Merlino lo guarda. I suoi occhi sono freddi, il suo potere immenso.

Artù lo sente. Distintamente.

Il tempo trascorso ha cambiato ogni cosa.

No.

La solitudine.

Il dolore della solitudine.

Questo ha cambiato ogni cosa.

Merlino lo guarda come se non lo conoscesse

Intorno a loro i corpi inermi dei soldati. Respirano a mala pena. Quella magia insostenibile li ha travolti. Il corpo quasi immobile di Uther Pendragon, che socchiude gli occhi e ancora una volta maledice la magia.

«Artù» dice Merlino «Artù...»

«Sono qui» risponde.

Rimane in piedi a fatica.

«Risparmiali» supplica il Principe.

«Perché dovrei? Non mi importa nulla di loro. Non sono niente. Niente».


«Pazzi» ringhiò il Drago quando gli furono davanti «Tu, Artù, sei pazzo».

Dalla sua bocca un groviglio di fiamme. Nei suoi occhi solo disperazione.

«Come hai potuto, Artù di Camelot, levare la spada su chi t'ha amato come un fratello?».

Silenzio.

«Ma poiché hai calpestato ed ucciso il vincolo dell'amicizia, di cui nulla al mondo è più sacro, io ti dico, Artù di Camelot, che più nulla sarà come è stato scritto. Il tuo smisurato orgoglio ha cambiato il Destino del mondo».

Spade levate, volti atterriti.

«Ora, folli, voi sfidate un Drago dei tempi antichi. Nemmeno comprendete la misura della vostra pazzia. Uther Pendragon, Signore di Camelot, così ciechi sono i tuoi occhi, così ottusa la tua piccola mente?».

Terrore. Terrore.

«Avevi tutto, Artù di Camelot, e lo hai perduto. A te solo il tuo Destino adesso. La tua sorte non mi riguarda più».

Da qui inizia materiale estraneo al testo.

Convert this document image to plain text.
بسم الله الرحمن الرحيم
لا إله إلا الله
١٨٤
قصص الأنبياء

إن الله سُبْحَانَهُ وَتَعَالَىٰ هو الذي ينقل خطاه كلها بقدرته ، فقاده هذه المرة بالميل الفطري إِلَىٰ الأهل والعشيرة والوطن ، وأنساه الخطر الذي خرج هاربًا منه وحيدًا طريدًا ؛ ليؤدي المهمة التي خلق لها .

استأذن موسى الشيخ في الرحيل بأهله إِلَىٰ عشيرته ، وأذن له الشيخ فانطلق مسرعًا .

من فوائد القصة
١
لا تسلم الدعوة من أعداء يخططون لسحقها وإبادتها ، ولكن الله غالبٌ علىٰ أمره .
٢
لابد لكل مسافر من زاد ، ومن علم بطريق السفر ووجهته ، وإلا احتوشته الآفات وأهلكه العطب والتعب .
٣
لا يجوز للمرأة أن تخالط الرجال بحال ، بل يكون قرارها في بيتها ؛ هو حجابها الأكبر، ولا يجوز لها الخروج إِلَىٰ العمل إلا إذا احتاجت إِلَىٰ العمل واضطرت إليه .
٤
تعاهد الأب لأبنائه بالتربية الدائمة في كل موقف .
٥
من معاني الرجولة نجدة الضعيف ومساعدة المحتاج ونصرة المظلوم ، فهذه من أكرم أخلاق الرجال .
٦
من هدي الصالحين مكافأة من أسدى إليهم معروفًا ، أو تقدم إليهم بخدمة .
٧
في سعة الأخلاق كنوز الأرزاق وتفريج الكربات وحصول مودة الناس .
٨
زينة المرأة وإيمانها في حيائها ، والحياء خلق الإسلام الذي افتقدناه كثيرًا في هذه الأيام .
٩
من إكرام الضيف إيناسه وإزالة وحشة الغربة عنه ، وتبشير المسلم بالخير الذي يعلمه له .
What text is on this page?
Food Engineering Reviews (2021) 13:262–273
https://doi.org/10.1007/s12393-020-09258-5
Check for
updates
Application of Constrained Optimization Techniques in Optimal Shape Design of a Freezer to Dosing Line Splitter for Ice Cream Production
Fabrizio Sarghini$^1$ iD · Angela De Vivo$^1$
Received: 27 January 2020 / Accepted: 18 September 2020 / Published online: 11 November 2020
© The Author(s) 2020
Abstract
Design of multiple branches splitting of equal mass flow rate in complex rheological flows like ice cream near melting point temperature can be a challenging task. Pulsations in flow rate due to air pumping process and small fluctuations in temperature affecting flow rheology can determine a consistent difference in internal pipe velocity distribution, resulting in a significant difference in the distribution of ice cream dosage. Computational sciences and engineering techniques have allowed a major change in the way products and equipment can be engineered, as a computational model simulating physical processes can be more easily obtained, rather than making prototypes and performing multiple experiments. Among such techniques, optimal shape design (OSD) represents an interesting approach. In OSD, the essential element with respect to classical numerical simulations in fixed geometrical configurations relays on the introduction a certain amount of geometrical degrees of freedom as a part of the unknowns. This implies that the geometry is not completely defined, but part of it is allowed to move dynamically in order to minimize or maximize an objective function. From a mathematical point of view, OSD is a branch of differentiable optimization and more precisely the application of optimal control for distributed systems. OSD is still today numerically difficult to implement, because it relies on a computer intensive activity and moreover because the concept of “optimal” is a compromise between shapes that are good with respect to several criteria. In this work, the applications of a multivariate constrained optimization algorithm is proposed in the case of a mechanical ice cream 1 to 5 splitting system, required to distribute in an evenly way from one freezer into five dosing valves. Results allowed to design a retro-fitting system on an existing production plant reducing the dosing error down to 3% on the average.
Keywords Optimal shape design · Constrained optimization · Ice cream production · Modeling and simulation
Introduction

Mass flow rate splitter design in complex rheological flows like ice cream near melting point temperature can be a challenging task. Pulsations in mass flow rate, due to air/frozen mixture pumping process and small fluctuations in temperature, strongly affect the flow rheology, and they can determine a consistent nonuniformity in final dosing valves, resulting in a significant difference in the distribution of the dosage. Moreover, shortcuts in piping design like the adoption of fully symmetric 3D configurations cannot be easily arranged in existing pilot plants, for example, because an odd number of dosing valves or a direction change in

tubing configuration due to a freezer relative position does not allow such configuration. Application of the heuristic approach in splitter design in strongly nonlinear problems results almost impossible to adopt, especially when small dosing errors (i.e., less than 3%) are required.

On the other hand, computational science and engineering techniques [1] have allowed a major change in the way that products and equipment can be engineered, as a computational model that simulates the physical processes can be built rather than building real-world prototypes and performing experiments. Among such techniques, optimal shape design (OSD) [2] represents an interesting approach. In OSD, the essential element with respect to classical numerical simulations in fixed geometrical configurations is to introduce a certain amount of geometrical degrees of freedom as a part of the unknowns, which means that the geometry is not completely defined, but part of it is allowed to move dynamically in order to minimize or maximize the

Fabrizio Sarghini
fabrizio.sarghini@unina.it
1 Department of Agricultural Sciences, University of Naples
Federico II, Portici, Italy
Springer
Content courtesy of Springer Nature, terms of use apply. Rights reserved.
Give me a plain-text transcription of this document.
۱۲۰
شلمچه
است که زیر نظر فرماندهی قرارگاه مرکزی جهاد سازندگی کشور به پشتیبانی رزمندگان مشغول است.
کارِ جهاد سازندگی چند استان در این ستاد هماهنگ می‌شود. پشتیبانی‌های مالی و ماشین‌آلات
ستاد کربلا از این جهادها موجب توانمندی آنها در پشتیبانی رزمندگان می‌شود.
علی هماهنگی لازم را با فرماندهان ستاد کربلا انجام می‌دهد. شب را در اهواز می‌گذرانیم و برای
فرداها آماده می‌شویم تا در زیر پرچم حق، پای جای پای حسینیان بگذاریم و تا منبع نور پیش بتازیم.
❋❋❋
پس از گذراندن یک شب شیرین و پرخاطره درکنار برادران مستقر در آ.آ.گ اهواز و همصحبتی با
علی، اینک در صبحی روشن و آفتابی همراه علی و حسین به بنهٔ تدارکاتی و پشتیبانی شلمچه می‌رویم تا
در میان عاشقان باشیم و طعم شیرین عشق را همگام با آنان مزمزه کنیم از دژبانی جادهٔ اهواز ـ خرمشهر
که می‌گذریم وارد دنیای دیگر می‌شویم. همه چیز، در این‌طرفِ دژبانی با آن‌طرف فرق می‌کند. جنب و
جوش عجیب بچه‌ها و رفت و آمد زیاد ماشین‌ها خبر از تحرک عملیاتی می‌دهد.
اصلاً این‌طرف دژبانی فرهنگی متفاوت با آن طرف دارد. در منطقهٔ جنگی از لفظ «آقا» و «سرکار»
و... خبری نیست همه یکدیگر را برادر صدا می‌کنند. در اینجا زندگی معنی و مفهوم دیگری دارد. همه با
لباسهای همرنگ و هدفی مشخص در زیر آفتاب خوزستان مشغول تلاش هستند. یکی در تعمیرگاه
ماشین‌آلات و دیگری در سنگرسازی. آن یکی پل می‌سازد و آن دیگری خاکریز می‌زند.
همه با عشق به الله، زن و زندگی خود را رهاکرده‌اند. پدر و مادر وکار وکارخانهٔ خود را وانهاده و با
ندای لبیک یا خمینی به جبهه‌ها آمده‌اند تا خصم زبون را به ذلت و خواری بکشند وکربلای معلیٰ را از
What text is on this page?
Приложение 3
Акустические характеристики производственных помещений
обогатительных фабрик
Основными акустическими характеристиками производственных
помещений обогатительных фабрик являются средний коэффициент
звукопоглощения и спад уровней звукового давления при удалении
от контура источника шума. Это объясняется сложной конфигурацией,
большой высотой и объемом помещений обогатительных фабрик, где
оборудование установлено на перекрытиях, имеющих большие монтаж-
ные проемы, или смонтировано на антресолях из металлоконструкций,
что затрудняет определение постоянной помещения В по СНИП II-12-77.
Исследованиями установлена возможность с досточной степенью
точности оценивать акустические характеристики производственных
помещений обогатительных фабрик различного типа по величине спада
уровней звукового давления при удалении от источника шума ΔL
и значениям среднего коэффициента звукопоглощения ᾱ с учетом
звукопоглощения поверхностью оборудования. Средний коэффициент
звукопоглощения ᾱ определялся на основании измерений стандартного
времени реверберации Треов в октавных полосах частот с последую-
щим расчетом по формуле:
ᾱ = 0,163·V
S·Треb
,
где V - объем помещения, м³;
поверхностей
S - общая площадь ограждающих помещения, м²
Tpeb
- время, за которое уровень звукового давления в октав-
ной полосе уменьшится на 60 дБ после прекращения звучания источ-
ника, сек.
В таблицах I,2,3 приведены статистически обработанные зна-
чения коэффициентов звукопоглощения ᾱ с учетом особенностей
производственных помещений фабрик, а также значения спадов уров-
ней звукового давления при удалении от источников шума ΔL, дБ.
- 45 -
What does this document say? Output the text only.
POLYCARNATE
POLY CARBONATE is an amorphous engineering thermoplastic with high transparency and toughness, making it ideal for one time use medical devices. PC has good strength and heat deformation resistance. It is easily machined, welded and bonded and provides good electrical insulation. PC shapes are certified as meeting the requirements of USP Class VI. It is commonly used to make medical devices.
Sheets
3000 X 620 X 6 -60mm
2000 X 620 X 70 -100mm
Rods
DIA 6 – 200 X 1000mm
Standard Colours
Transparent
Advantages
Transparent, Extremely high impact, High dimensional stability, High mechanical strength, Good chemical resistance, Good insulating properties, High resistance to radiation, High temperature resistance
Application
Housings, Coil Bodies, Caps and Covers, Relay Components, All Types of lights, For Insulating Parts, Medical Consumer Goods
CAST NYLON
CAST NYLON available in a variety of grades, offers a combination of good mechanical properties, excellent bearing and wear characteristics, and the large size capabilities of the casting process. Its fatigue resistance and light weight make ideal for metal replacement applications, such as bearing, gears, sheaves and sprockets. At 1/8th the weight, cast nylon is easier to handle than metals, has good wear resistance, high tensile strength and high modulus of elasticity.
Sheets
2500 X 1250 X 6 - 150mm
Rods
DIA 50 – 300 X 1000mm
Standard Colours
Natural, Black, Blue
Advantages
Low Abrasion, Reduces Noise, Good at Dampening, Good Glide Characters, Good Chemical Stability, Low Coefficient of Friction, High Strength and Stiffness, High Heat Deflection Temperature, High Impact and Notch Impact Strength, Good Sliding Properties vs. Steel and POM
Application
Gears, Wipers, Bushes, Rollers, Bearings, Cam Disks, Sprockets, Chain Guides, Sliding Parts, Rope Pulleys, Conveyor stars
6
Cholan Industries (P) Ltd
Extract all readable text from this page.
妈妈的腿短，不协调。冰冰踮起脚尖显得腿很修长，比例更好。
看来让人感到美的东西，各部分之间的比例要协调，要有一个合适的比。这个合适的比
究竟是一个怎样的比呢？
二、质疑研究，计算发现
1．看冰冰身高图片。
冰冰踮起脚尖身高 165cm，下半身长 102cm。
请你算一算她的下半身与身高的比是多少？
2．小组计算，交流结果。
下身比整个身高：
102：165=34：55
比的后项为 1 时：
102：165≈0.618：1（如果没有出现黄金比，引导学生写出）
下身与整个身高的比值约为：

«No» gridò. Sapeva, sapeva che con il Drago avrebbe perduto ogni speranza di rivederlo.

Ma il Drago si levò in una nube di fumo e fuoco, e non lo videro più.


«Sono qui, Merlino. Ai tuoi piedi, come un servo».

Artù si inginocchia, supplica colui che un tempo lo serviva e si inginocchiava davanti a lui.

No.

Supplica chi un tempo gli era stato amico, devoto come un fratello, fedele come un amante.

Vorrebbe chiedergli perdono ma non può.

Sa che non esiste perdono per ciò che ha fatto.

Lo sa.

Non esiste perdono per il suo tradimento.

Merlino lo guarda, lo vede piccolo e tremante.

«Cos'è rimasto del grande Re che avresti dovuto essere?» chiede, a lui o a se stesso.

«Niente» risponde Artù «ogni grandezza in me, se mai ve ne fu una, morì quel giorno».

Merlino serra i pugni. Li stringe.

Perché, vorrebbe chiedergli, perché non ha potuto credere in me?

Vorrebbe, ma non ci riesce.

Il ragazzo lo chiederebbe, e il ragazzo non sa più trovarlo. Non vi è che il mago, adesso.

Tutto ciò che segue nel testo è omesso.